Le principe est toujours le même : les adhérents au réseau diffusant la monnaie locale se procurent les coupons-billets contre des euros dans des comptoirs d’échanges ou auprès des associations organisatrices. Chez les commerçants qui acceptent la monnaie locale, le client peut payer en sardines, mesures, communes, sol-violettes, abeilles, eusko, etc. au lieu de régler ses achats en euros (un euro vaut une unité de monnaie locale et l'appoint peut être fait en euros). Les prestataires sont choisis selon des critères sociaux et environnementaux : ils doivent répondre au cahier des charges de l’association qui gère la monnaie locale. En général, ce sont des artisans, des commerçants et des petites entreprises indépendantes qui s’engagent à se fournir le plus possible auprès de producteurs locaux.

Donner du sens à la monnaie

Le cahier des charges imposé aux commerçants participants est la principale valeur ajoutée de ces monnaies locales par rapport aux tickets resto ou autres chèques vacances. C’est lui qui donne du sens à la monnaie. Selon les cas, en plus des exigences de production et de relocalisation locale, il peut astreindre à d'autres critères.
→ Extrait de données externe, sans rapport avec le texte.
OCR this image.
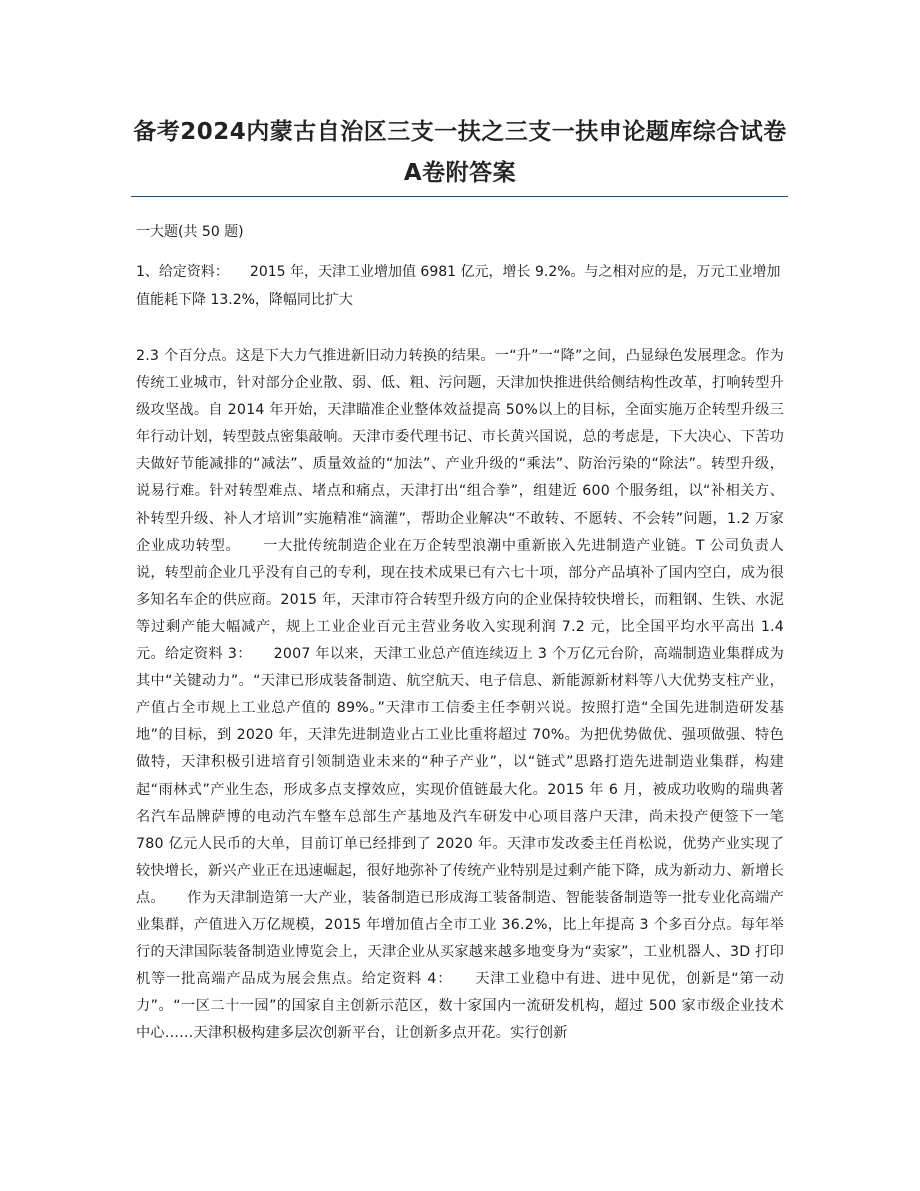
备考2024内蒙古自治区三支一扶之三支一扶申论题库综合试卷A卷附答案
一大题(共 50 题)
1、给定资料：　　2015 年，天津工业增加值 6981 亿元，增长 9.2%。与之相对应的是，万元工业增加值能耗下降 13.2%，降幅同比扩大
2.3 个百分点。这是下大力气推进新旧动力转换的结果。一“升”一“降”之间，凸显绿色发展理念。作为传统工业城市，针对部分企业散、弱、低、粗、污问题，天津加快推进供给侧结构性改革，打响转型升级攻坚战。自 2014 年开始，天津瞄准企业整体效益提高 50%以上的目标，全面实施万企转型升级三年行动计划，转型鼓点密集敲响。天津市委代理书记、市长黄兴国说，总的考虑是，下大决心、下苦功夫做好节能减排的“减法”、质量效益的“加法”、产业升级的“乘法”、防治污染的“除法”。转型升级，说易行难。针对转型难点、堵点和痛点，天津打出“组合拳”，组建近 600 个服务组，以“补相关方、补转型升级、补人才培训”实施精准“滴灌”，帮助企业解决“不敢转、不愿转、不会转”问题，1.2 万家企业成功转型。　　一大批传统制造企业在万企转型浪潮中重新嵌入先进制造产业链。T 公司负责人说，转型前企业几乎没有自己的专利，现在技术成果已有六七十项，部分产品填补了国内空白，成为很多知名车企的供应商。2015 年，天津市符合转型升级方向的企业保持较快增长，而粗钢、生铁、水泥等过剩产能大幅减产，规上工业企业百元主营业务收入实现利润 7.2 元，比全国平均水平高出 1.4 元。给定资料 3：　　2007 年以来，天津工业总产值连续迈上 3 个万亿元台阶，高端制造业集群成为其中“关键动力”。“天津已形成装备制造、航空航天、电子信息、新能源新材料等八大优势支柱产业，产值占全市规上工业总产值的 89%。”天津市工信委主任李朝兴说。按照打造“全国先进制造研发基地”的目标，到 2020 年，天津先进制造业占工业比重将超过 70%。为把优势做优、强项做强、特色做特，天津积极引进培育引领制造业未来的“种子产业”，以“链式”思路打造先进制造业集群，构建起“雨林式”产业生态，形成多点支撑效应，实现价值链最大化。2015 年 6 月，被成功收购的瑞典著名汽车品牌萨博的电动汽车整车总部生产基地及汽车研发中心项目落户天津，尚未投产便签下一笔 780 亿元人民币的大单，目前订单已经排到了 2020 年。天津市发改委主任肖松说，优势产业实现了较快增长，新兴产业正在迅速崛起，很好地弥补了传统产业特别是过剩产能下降，成为新动力、新增长点。　　作为天津制造第一大产业，装备制造已形成海工装备制造、智能装备制造等一批专业化高端产业集群，产值进入万亿规模，2015 年增加值占全市工业 36.2%，比上年提高 3 个多百分点。每年举行的天津国际装备制造业博览会上，天津企业从买家越来越多地变身为“卖家”，工业机器人、3D 打印机等一批高端产品成为展会焦点。给定资料 4：　　天津工业稳中有进、进中见优，创新是“第一动力”。“一区二十一园”的国家自主创新示范区，数十家国内一流研发机构，超过 500 家市级企业技术中心……天津积极构建多层次创新平台，让创新多点开花。实行创新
Ainsi, pour l’eusko, qui circule au Pays Basque français depuis janvier 2013, le cahier des charges est fortement lié à la langue basque : l'Euskara. Pour être prestataire dans ce réseau, il faut aussi s’engager à communiquer en basque auprès de ses clients, soit par l’affichage bilingue en magasin ou sur les menus des restaurants, soit en prenant des cours pour maîtriser les rudiments de la langue. En utilisant l’eusko au lieu de l’euro, les particuliers aident à préserver et développer cette spécificité régionale.

La plupart des systèmes de monnaie locale complémentaire français conservent en garantie les euros échangés dans un compte épargne éthique proposé par des sociétés financières de l’économie sociale et solidaire, le plus souvent la NEF. Si la conversion des euros en monnaie locale est en général d’un pour un, la reconversion des monnaies locales en euros est soumise à des frais de l'ordre de 3 à 5%. Seuls les prestataires sont autorisés à reconvertir la monnaie complémentaire qu’ils reçoivent de leurs clients en euros. Les particuliers ne le peuvent pas, afin d'encourager l'usage de la monnaie locale. Les frais de reconversion permettent bien souvent de financer des projets associatifs ou de compenser la perte lorsque le taux de change en euros n'est pas exactement de un pour un. Par exemple, on peut obtenir 110 mesures (la monnaie locale de Romans) contre 100€ ; cette disposition est un coup de pouce en faveur du pouvoir d'achat de ceux qui utilisent la mesure. Parfois, la monnaie est également « fondante », c’est-à-dire qu’elle perd de sa valeur avec le temps. Là aussi, il s’agit d’éviter la thésaurisation et d’encourager les échanges. Les sommes générées par la fonte servent en général à financer le système (impression des billets, fontionnement de l'association) ou à soutenir divers projets locaux.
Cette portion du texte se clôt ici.